After pouring over the latest model data tonight and the significant threat of severe storms continues to look likely for all of North/Central Alabama, especially for the afternoon through the late-night hours on Wednesday and into the pre-dawn through the early morning hours on Thursday. All modes of severe storms continue to look to be possible… tornadoes (some of which may be of the violent, long-track variety), hail up to tennis ball size, and damaging thunderstorm wind gusts up to and possibly exceeding 80 mph.
For now, the Storm Prediction Center continues a Level 4 Moderate risk for locations along and west of a line from just north of Lexington (Lauderdale Co.) to just south of Huntsville (Madison Co.) to just east of Jacksonville (Calhoun Co.) to just east of Wadley (Randolph Co.) to Macedonia (Montgomery Co.). The rest of North/Central Alabama is in a Level 3 Enhanced Risk for severe storms. There is a possibility that the SPC may upgrade a portion of the Moderate Risk area to a Level 5 High Risk with the next update that comes out in just a couple of hours or so, but at this point, the colors do not matter at this point as all of North/Central Alabama is likely to see the same threats.
We’ll really need to watch any discrete cells that may develop during the early afternoon through the evening hours as these may spawn the more violent, long-track tornadoes, and large damaging hail. Damaging winds will be possible as well, but I believe that there will be a higher risk of damaging winds with the main line of supercells that will move through the area during the late-night hours on Wednesday through the morning hours on Thursday.
We can’t take our eyes off of the morning activity as a warm front will be pushing northward and the potential is there for storms to form along that front. I don’t see a big threat of major severe weather with the front, but the small threat of gusty winds, some hail, and a very small chance of a brief spin-up tornado, will be there. This activity may be confined north of the I-20 corridor over the northern half of North/Central Alabama.
Be sure you have multiple ways of receiving warnings throughout the day on Wednesday and into the overnight and pre-dawn hours on Thursday morning.

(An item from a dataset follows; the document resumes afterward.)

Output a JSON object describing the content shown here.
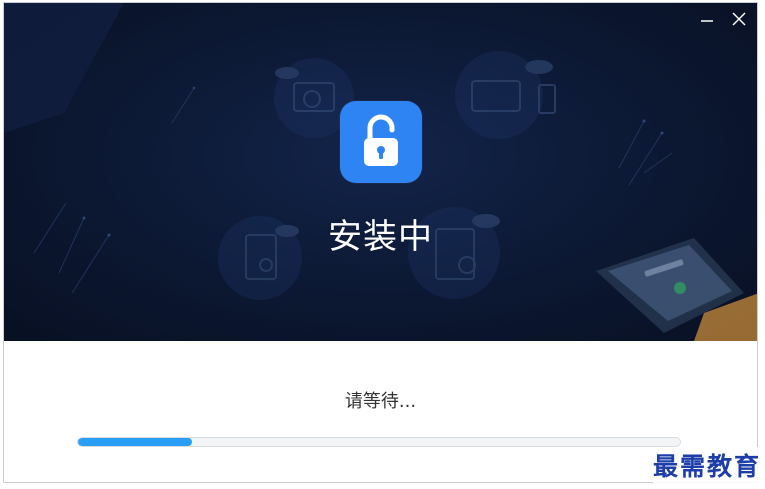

WEAs (Wireless Emergency Alerts) on your phones need to be enabled, and have your trusty local news apps, your weather radios, and other battery-powered devices ready to go. Have baseball or bicycle helmets and hard-soled shoes for each person in your family, and have an air horn or a whistle, so you can get someone’s attention just in case you become trapped in debris.
Be sure that you have a plan ready to go when a tornado watch is issued, and it is ready to be put to use if a warning is issued for your location. If you live in a mobile or manufactured home, you can’t stay there during a tornado. Please know the location of the nearest shelter to you so you can make it there safely.

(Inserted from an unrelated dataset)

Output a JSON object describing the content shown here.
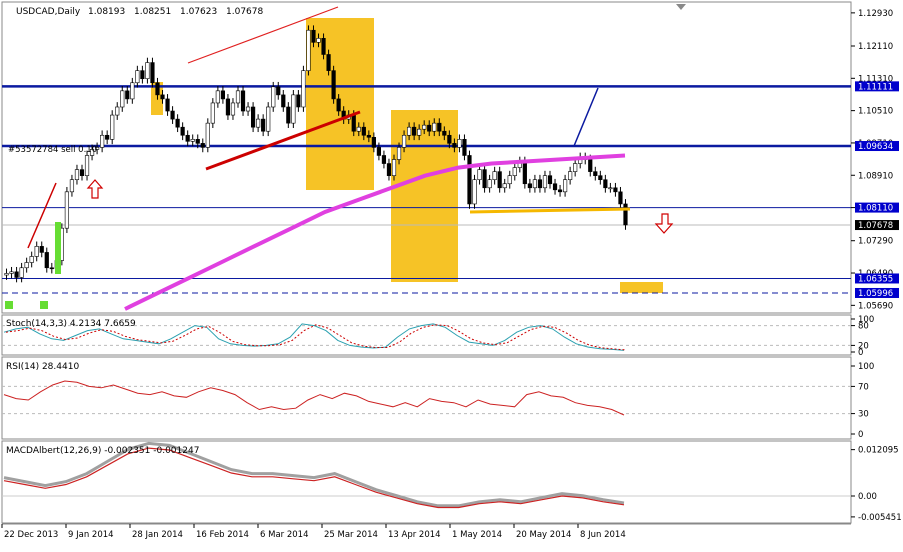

Know where your location is on a map, what county you are located in, and what counties immediately surround your county. To have these memorized will help you immensely if a warned storm begins to head in your general direction and may give you plenty of extra time to get to a safe place.
Please understand that the odds of being affected by a tornado is very low, even during a major severe weather outbreak. We’ll make it through this together, so don’t be afraid. Just be in a position to receive warnings and have a plan to stay safe. The Alabama Weather Blog team will be with you throughout the entire event.